Living Culture: Double Edge Theater (Ashfield)

Carlos Uriona, Co-Artistic Director

interviewed by Laila Salins; photos by Gigi Kaeser (unless otherwise notated)

 

Carlos: I started making theater under the dictatorship in Argentina – and I somehow survived it. But even after democracy was established there, I knew I had to leave.

I had a feeling of being broken.

Carlos at the Double Edge Theater on the set of Suga (by Travis Coe, directed by Stacy Klein)

meeting Stacy Klein (founder and director of Double Edge Theater)
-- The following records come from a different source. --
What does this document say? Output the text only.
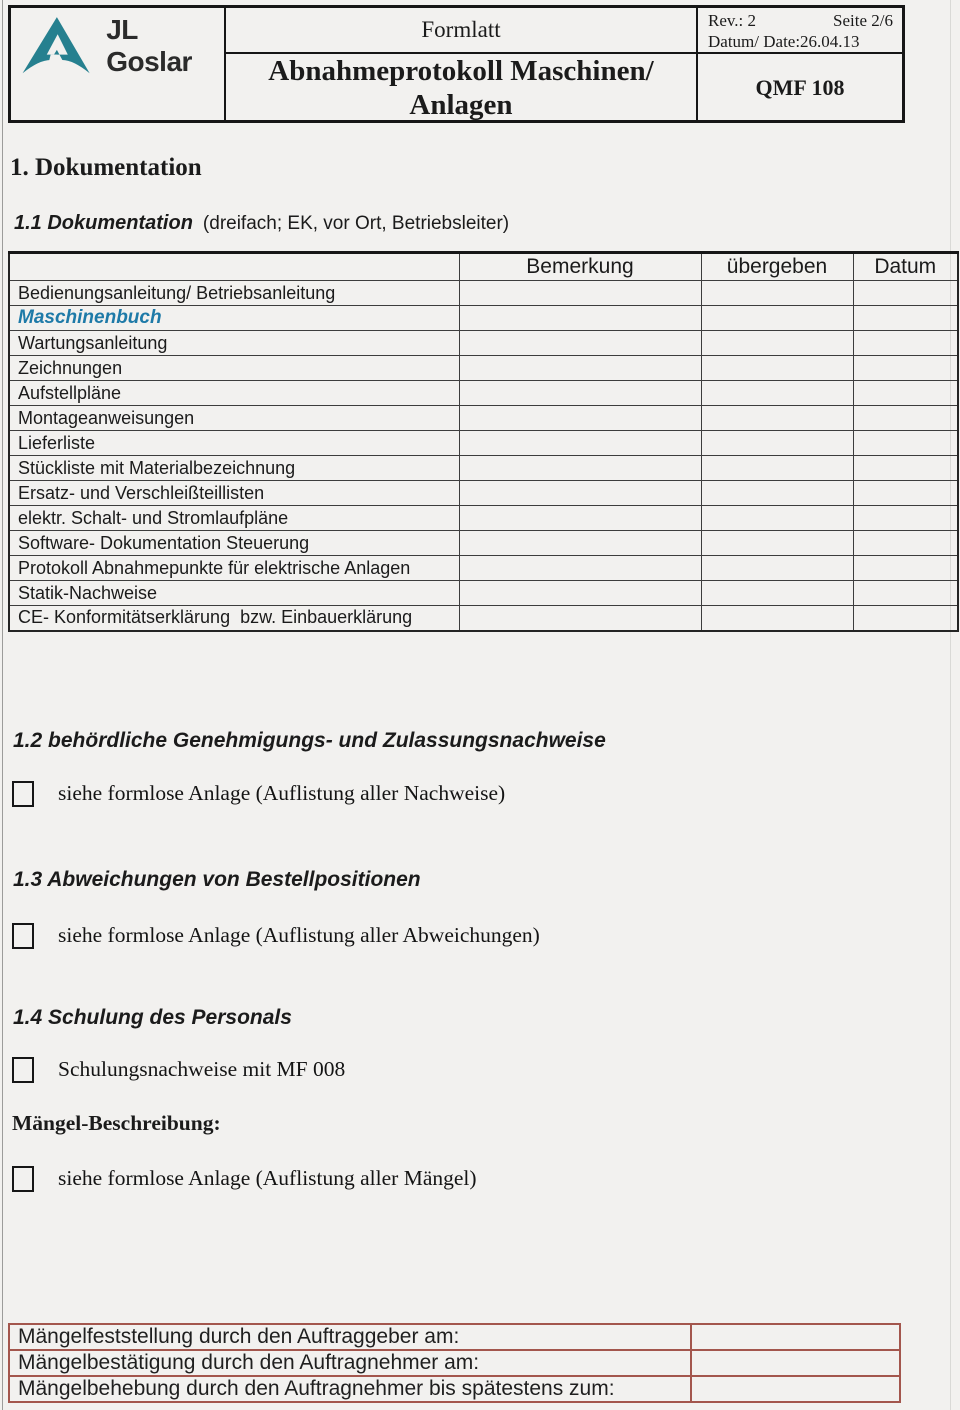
JL Goslar
Formlatt	Rev.: 2	Seite 2/6
Datum/ Date:26.04.13
Abnahmeprotokoll Maschinen/
Anlagen
QMF 108
1. Dokumentation
1.1 Dokumentation (dreifach; EK, vor Ort, Betriebsleiter)
	Bemerkung	übergeben	Datum
Bedienungsanleitung/ Betriebsanleitung			
Maschinenbuch			
Wartungsanleitung			
Zeichnungen			
Aufstellpläne			
Montageanweisungen			
Lieferliste			
Stückliste mit Materialbezeichnung			
Ersatz- und Verschleißteillisten			
elektr. Schalt- und Stromlaufpläne			
Software- Dokumentation Steuerung			
Protokoll Abnahmepunkte für elektrische Anlagen			
Statik-Nachweise			
CE- Konformitätserklärung  bzw. Einbauerklärung			
1.2 behördliche Genehmigungs- und Zulassungsnachweise
siehe formlose Anlage (Auflistung aller Nachweise)
1.3 Abweichungen von Bestellpositionen
siehe formlose Anlage (Auflistung aller Abweichungen)
1.4 Schulung des Personals
Schulungsnachweise mit MF 008
Mängel-Beschreibung:
siehe formlose Anlage (Auflistung aller Mängel)
Mängelfeststellung durch den Auftraggeber am:	
Mängelbestätigung durch den Auftragnehmer am:	
Mängelbehebung durch den Auftragnehmer bis spätestens zum:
I had grown up on a farm, on the outskirts of Buenos Aires – I’m not really a “porteno”, a city boy. The theater group that I had tried to build no longer felt viable for me, and it was also the end of my first marriage.
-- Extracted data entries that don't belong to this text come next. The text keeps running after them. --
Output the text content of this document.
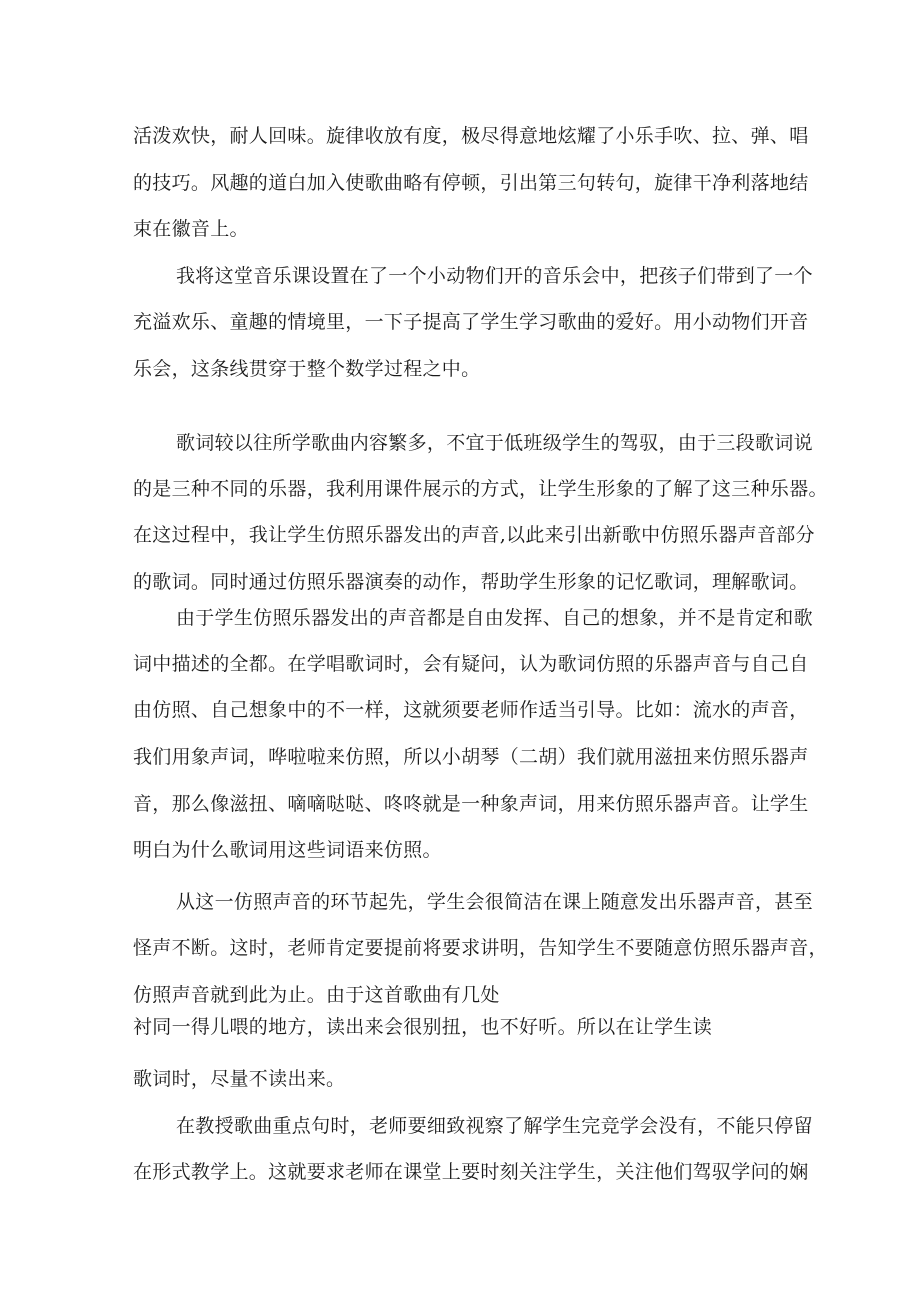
活泼欢快，耐人回味。旋律收放有度，极尽得意地炫耀了小乐手吹、拉、弹、唱
的技巧。风趣的道白加入使歌曲略有停顿，引出第三句转句，旋律干净利落地结
束在徽音上。
我将这堂音乐课设置在了一个小动物们开的音乐会中，把孩子们带到了一个
充溢欢乐、童趣的情境里，一下子提高了学生学习歌曲的爱好。用小动物们开音
乐会，这条线贯穿于整个数学过程之中。
歌词较以往所学歌曲内容繁多，不宜于低班级学生的驾驭，由于三段歌词说
的是三种不同的乐器，我利用课件展示的方式，让学生形象的了解了这三种乐器。
在这过程中，我让学生仿照乐器发出的声音,以此来引出新歌中仿照乐器声音部分
的歌词。同时通过仿照乐器演奏的动作，帮助学生形象的记忆歌词，理解歌词。
由于学生仿照乐器发出的声音都是自由发挥、自己的想象，并不是肯定和歌
词中描述的全都。在学唱歌词时，会有疑问，认为歌词仿照的乐器声音与自己自
由仿照、自己想象中的不一样，这就须要老师作适当引导。比如：流水的声音，
我们用象声词，哗啦啦来仿照，所以小胡琴（二胡）我们就用滋扭来仿照乐器声
音，那么像滋扭、嘀嘀哒哒、咚咚就是一种象声词，用来仿照乐器声音。让学生
明白为什么歌词用这些词语来仿照。
从这一仿照声音的环节起先，学生会很简洁在课上随意发出乐器声音，甚至
怪声不断。这时，老师肯定要提前将要求讲明，告知学生不要随意仿照乐器声音，
仿照声音就到此为止。由于这首歌曲有几处
衬同一得儿喂的地方，读出来会很别扭，也不好听。所以在让学生读
歌词时，尽量不读出来。
在教授歌曲重点句时，老师要细致视察了解学生完竞学会没有，不能只停留
在形式教学上。这就要求老师在课堂上要时刻关注学生，关注他们驾驭学问的娴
When I landed here at the Farm in Ashfield in 1996, I told Stacy that I was planning to produce theater, and she said: that’s not who you are – you’re an artist, and it’s not gonna work for you.

At first I was shocked because her language was pretty blunt, and without knowing me – she was so direct. So we started working together, merging the Latin American approach that I had been doing with the kind of process that Stacy first developed in Boston.

Stacy and Carlos on the day they first met at the Farm (1996) (photo courtesy of Double Edge Theater)

the daily regimen

Rebuilding this place in Ashfield – the farm and the theater – and going into a daily regimen of physical training – allowed me to regain the connection with my body and to lose the sense of the rat-race.

That not only nurtured my inner life, but also helped me rediscover my art: daily walks in the woods, working with my hands, creating buildings, managing many different elements, raising four kids – mine and Stacy’s. It transformed things. I lost the urgency of having to “sell” a production in the city, and that freed something in me.

 

the only Latino for miles around

Instead, I focused methodically on myself, and on the young people who were coming here to study. Over the years I’ve worked with around 650 students, about 20% of whom I’m still connected to. By that process I rediscovered who I was, in a deep way, and – strangely – that happened to me in a completely foreign landscape and culture.

I felt like an outsider in my country and in the culture of Argentina, but here it was ok that I was an outsider, the only Latino for miles around.

living culture

In moving out here, away from a major city, we took away the pressure – we allow time for process and for inner exploration. A rehearsal is not just a stage rehearsal, it’s also constructing the buildings, cooking for everyone, having a relationship with the town, which is very intense and continual. That’s where the idea of living culture kicks in.

revealing ourselves

As an ensemble, we bring a lot of parts of ourselves to any given show – we develop and create – and then Stacy edits. We actors present etudes – then she composes around that – everything becomes a picture. It’s not something you can predict or foretell – each one is working on themselves – the imagination kicks in. Perhaps only 1% of what we have created is actually used in the final production. And then our only job as performers is to remember, and to deliver – to reveal ourselves in front of people.

Double Edge theater ensemble, Carlos between the guitar and the drum (photo courtesy of Double Edge)

depending on one another

Double Edge is completely imbricated in the fabric of the town, like the scales of a fish, one on top of each other, depending on one another. We don’t expand – we grow. There are other values that I deeply cherish, as well – the friendship and the care: how do we take of our old people – and our kids? This has a great value to me – as a Latino, emotions occupy a very important place. And they take time.